The networks are an essential part of the EXA system, without this, the whole EXA system will have no sense, a network is a collection of interconnected hosts, those hosts are places that can contain objects like EXAs, files and external registers.

Hosts

The hosts are the building blocks for a network, a host can store objects like EXAs, files and external registers, unlike the EXAPUNKS game, a host has no size limitations.

Other EXAs

A network can have other EXAs that can be from the own network ro can be from another network, those EXAs like any other EXA, can execute instructions inside the network.

External Registers

A external register, is a register that is inside a host instead of an EXA, those registers are subjected to any kind of algorithm that the own network implements, these regfisters works exactly like a basic register, but, the binary representation for it on the bytecode has to be an eight byte US-ASCII encoded string, by this rule of thumb, the name of the register on the host has to follow that same rule.

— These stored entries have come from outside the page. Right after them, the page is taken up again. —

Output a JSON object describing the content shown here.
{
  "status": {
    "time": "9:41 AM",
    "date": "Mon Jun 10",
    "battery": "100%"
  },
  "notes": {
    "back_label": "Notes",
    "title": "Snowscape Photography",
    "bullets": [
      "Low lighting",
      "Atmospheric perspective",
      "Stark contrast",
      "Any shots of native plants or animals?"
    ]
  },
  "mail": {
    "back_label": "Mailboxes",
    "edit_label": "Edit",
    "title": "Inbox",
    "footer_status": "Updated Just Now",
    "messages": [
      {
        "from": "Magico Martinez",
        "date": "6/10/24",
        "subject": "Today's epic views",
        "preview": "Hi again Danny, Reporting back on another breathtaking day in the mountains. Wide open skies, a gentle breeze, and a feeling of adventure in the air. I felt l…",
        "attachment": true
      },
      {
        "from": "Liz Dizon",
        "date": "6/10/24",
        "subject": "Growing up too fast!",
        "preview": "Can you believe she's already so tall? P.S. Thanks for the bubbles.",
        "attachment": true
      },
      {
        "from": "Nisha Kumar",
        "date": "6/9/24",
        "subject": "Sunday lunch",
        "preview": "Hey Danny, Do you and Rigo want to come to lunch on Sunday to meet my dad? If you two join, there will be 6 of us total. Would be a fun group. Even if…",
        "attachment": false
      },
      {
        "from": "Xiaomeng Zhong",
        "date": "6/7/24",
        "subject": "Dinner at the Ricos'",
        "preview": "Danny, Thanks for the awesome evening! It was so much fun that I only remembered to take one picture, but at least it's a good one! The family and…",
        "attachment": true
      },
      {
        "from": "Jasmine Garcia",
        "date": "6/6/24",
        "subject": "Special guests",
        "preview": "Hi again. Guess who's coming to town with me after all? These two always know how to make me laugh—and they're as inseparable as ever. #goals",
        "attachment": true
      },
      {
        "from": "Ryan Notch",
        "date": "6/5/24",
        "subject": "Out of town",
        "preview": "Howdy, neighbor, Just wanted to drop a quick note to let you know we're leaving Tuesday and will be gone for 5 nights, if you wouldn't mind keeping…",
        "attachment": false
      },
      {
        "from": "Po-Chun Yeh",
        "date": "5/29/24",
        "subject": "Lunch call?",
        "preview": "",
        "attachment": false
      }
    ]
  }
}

A link is not exactly an object like a file or an EXA, the links are used for providing a path to pass over another host inside the network, to pass to another network, see the External Links section.

A external link works like a normal link, but, this link instead of providing a way to go to another host, this link can provide a custom gateway to transmit an EXA to another network, those networks can be another instance of an EXA virtual machine, an embedded device or a server located in a distant place, those links has to be implemented like the external registers to provide a mechanism to transmit correctly the said EXA to another network. Take into account that when an EXA travels to another network, there is not any guarantee that the EXA will be executed on the remote network or that the EXA will come back, also, the M register will not work accross networks, so, you cannot communicate from the remote network, this register only works inside the domain of a network.